Sympathetic hyperactivity and poor sleep quality have been reported in patients with myocardial infarction (MI). Sleep is an important modulator of cardiovascular function. We aimed to evaluate the effects of renal denervation (RDN) on cardiac autonomic activity and disordered sleep patterns in rats with MI.
Wireless transmission of polysomnographic recordings was performed in sham and left coronary artery (LCA) ligation male rats during normal daytime sleep before and after RDN. Spectral analyses of electroencephalogram and electromyogram (EMG) recordings were performed to define active waking, quiet sleep, and paradoxical sleep. Cardiac autonomic activity was measured by analyzing the power spectrum of heart rate variability. Central sleep apnea events were measured by analyzing the EMG recordings of the diaphragm.
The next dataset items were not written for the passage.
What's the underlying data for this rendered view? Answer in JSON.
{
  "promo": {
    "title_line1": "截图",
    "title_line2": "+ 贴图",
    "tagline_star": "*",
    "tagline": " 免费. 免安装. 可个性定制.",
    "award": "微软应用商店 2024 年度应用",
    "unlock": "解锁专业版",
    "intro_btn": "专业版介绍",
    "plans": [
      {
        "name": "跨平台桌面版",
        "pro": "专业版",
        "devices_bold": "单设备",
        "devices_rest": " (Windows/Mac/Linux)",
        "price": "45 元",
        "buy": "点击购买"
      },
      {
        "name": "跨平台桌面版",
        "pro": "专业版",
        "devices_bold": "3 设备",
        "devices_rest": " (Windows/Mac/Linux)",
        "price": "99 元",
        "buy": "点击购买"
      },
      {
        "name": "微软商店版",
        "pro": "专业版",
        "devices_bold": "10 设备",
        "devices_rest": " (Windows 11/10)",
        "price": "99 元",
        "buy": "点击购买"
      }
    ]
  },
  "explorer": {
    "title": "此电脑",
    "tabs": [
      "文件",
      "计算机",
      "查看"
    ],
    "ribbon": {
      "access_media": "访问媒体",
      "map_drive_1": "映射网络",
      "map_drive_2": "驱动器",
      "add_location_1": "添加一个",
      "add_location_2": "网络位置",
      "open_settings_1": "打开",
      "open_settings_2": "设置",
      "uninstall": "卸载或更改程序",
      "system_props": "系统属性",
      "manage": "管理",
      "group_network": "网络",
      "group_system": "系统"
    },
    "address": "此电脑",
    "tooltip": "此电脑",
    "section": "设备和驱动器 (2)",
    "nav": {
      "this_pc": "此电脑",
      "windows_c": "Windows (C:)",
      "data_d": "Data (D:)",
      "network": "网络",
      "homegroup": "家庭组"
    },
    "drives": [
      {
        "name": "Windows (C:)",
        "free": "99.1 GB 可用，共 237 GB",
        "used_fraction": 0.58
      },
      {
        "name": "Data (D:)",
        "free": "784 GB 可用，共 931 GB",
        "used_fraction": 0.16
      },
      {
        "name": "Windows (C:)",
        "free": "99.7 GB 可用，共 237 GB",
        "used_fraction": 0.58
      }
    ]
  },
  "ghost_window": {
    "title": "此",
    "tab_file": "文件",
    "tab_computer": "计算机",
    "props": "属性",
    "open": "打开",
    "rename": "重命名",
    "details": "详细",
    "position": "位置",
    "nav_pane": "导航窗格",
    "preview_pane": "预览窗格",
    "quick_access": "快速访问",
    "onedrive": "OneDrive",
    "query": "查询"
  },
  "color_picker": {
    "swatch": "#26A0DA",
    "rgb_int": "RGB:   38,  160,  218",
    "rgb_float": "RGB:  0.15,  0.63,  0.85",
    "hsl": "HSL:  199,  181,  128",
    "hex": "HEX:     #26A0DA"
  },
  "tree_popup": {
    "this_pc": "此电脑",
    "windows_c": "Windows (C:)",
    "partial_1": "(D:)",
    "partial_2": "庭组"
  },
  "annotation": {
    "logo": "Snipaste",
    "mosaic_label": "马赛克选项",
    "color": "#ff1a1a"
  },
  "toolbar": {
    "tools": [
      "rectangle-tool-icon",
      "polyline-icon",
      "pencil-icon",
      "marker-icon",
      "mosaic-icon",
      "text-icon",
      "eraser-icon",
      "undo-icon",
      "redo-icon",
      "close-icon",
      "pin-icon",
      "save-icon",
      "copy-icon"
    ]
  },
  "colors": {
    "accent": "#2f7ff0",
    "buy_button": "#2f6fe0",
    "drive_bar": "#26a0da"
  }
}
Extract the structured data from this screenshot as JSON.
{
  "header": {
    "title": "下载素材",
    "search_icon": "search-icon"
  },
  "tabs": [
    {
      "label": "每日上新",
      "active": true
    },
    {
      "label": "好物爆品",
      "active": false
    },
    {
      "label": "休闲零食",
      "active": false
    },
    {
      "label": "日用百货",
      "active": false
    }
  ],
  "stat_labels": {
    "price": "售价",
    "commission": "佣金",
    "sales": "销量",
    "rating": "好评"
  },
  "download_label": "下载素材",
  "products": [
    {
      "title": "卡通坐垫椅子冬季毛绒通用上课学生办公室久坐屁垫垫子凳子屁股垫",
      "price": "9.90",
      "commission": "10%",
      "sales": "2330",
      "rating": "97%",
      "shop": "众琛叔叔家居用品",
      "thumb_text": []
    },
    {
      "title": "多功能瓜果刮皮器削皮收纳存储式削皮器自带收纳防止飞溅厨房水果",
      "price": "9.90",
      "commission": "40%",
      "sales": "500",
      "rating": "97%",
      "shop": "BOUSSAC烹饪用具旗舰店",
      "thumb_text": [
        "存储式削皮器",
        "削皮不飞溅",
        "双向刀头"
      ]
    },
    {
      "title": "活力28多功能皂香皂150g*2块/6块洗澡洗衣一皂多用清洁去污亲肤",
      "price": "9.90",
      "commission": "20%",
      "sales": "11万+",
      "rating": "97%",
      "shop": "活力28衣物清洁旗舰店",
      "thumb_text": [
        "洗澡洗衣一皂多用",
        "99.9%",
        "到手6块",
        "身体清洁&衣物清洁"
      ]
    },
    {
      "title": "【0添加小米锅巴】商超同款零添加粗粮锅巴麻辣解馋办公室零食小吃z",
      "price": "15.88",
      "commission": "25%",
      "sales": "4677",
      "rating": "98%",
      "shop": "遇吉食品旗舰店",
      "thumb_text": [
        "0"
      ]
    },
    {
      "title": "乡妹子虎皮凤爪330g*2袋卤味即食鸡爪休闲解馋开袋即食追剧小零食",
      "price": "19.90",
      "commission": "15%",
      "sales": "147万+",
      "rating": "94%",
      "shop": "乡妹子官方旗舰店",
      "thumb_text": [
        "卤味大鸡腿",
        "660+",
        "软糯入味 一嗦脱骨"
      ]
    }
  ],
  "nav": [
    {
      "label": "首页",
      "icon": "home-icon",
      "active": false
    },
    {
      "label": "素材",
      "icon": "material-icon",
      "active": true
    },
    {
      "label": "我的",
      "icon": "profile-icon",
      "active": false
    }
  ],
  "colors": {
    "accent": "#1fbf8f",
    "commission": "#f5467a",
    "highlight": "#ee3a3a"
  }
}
In the LCA ligation group, there was a higher low-frequency (LF)/high-frequency (HF) power ratio during sleep; the LF/HF ratio decreased significantly in the rats that underwent RDN in all sleep stages when compared with that in the rats that did not. The frequency of sleep interruptions increased without RDN in the LCA ligation group when compared with that in the sham group. This change was ameliorated and prevented with RDN in the LCA ligation group.
Our results demonstrate significant sleep fragmentation with sympathetic hyperactivity after MI and that RDN prevents autonomic dysfunction and disordered sleep. RDN may then reduce sleep apnea and sleep-related sudden cardiac death after MI by restoring autonomic homeostasis.